Henri-Edmond Cross - La terrasse  (vers 1901)


Dans le style pointilliste, de minuscules taches de peinture étaient utilisées pour mélanger harmonieusement les couleurs; en revanche, la stratégie du «néo-impressionnisme de deuxième génération» était de garder les couleurs séparées, ce qui se traduisait par des «effets visuels chatoyants vibrants par contraste». Cross a déclaré que les néo-impressionnistes étaient "beaucoup plus intéressés à créer des harmonies de couleurs pures, qu'à harmoniser les couleurs d'un paysage particulier ou d'une scène naturelle". 


Henri Edmond Cross - Paysage de Bormes

II - Son influence sur d'autres artistes peintres :

Matisse et d'autres artistes ont été très influencés par la croix de fin de carrière, et ces œuvres ont joué un rôle déterminant dans la formation des principes du fauvisme. Parmi les autres artistes influencés par Cross, on trouve André Derain, Henri Manguin, Jean Metzinger et Louis Valtat.


Henri Matisse - Tulipes Peroquet (1905)

André Derain - Big Ben (1906)

Henri Manguin - Le Rocher (La Naïade, Cavalière)s - 1906

Jean Metzinger - Paysage (Coucher de Soleil n°1), 1906

Louis Valtat - Bord de mer aux rochers rouges (Vers 1903)

III - L'œuvre de Cross à partir de 1900 :

Entre 1895 et 1900, annonçant le Fauvisme, Cross résout parfois le dilemme nature-abstraction dans le jaillissement de la couleur pure. Converti à la touche large de Signac, il confirme cette évolution après son voyage à Venise en 1903. Ses paysages touffus peuplés de nus sont prétextes à l'analyse lyrique, à l'exaltation colorée de la lumière.


Henri Edmond Cross - Cap Layet

En 1904, Cross peint Le Cap Layet qui est un des nombreux sites de la côte provençale peints par Cross. Les éléments naturels servent de cadre à la composition. Le sol et deux pins très sinueux se détachent nettement sur la droite du tableau, au premier plan. Traités dans des valeurs foncées et des couleurs froides, bleu et vert, les arbres dessinent des arabesques purement décoratives. Les branches et les troncs, dégagés de toute réalité, sont prétexte à des lignes courbes dont le dessin autonome contraste avec l'ensemble du tableau. À l'arrière-plan, les motifs du paysage ensoleillé ne respectent pas davantage le ton local. Les passages et les gradations se font dans des couleurs plus lumineuses et plus transparentes mais tout aussi éclatantes et expressives que celles des arbres.

Quelques autres œuvres :


Henri Edmond Cross - Vue de Menton (1899 - 1900)

Henri Edmond Cross - Le vent d'est méditerranéen (1902)

Henri Edmond Cross - Les Cyprés (1904)

Henri Edmond Cross - Paysage de la Chaine des Maures (1904)

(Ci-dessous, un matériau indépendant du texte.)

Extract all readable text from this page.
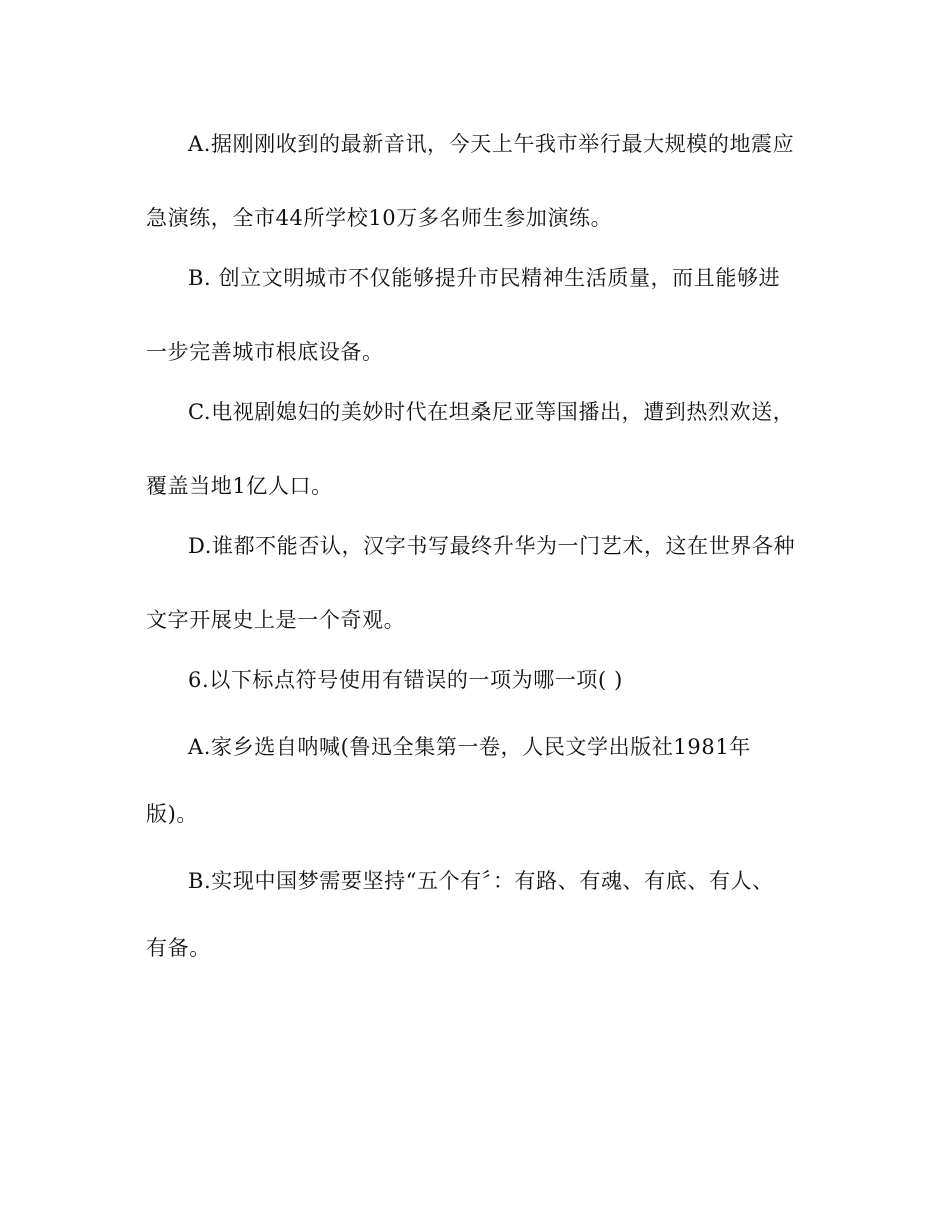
A.据刚刚收到的最新音讯，今天上午我市举行最大规模的地震应
急演练，全市44所学校10万多名师生参加演练。
B. 创立文明城市不仅能够提升市民精神生活质量，而且能够进
一步完善城市根底设备。
C.电视剧媳妇的美妙时代在坦桑尼亚等国播出，遭到热烈欢送，
覆盖当地1亿人口。
D.谁都不能否认，汉字书写最终升华为一门艺术，这在世界各种
文字开展史上是一个奇观。
6.以下标点符号使用有错误的一项为哪一项( )
A.家乡选自呐喊(鲁迅全集第一卷，人民文学出版社1981年
版)。
B.实现中国梦需要坚持“五个有〞：有路、有魂、有底、有人、
有备。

IV - Première exposition personnelle à la galerie Druet à Paris :

En 1905, la galerie Druet à Paris monte la première exposition personnelle de Cross, qui présente trente peintures et trente aquarelles. Le spectacle a été très réussi, a reçu des éloges de la critique, et la plupart des œuvres ont été vendues. 

Henri Edmond Cross - Ponte San Trovaso (1902 - 1905)

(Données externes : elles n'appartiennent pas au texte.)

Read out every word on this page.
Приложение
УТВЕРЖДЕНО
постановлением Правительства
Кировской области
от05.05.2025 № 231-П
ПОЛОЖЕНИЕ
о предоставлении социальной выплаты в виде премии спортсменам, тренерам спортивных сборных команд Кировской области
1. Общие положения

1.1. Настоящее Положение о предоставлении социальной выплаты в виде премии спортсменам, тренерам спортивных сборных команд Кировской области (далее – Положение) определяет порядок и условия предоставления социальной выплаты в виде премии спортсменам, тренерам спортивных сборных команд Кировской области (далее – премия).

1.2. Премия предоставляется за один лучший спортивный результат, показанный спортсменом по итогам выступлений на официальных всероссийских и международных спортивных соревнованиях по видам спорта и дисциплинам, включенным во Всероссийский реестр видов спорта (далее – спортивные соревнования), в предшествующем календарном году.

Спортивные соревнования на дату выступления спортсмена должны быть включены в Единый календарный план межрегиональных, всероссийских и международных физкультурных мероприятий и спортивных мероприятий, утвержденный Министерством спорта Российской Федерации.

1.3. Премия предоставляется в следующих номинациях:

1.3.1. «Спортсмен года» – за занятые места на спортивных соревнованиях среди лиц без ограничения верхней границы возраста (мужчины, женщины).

Henri Edmond Cross - Rio San Trovaso, Venise (1903 - 1904)

Henri-Edmond Cross - Murano, matin, 1903-1904


Le poète symboliste belge Emile Verhaeren, fervent partisan du néo-impressionnisme dans son pays, a fourni la préface du catalogue de l'exposition, en écrivant:

"Ces paysages ... ne sont pas simplement des pages d'une pure beauté, mais des motifs incarnant un sens lyrique de l'émotion. Leurs riches harmonies satisfont l'œil du peintre et leur vision somptueuse et luxuriante est un délice pour le poète. excès. Tout est léger et charmant ... "


Henri Edmond Cross - Barque à voiles sur la Giudecca ou Venise, Marine, 1903-1905

Henri Edmond Cross - San Giorgio Maggiore, Venise

Henri Edmond Cross - Voiles près de Chioggia


Cette exposition marque enfin le succès : 9 toiles, 4 panneaux et 24 aquarelles ont été vendues. En réponse aux éloges d'Emile Verhaeren,  Cross lui écrit que toutes les œuvres sur Venise sont parties.


Henri-Edmond Cross - Canal Vénitien (1903)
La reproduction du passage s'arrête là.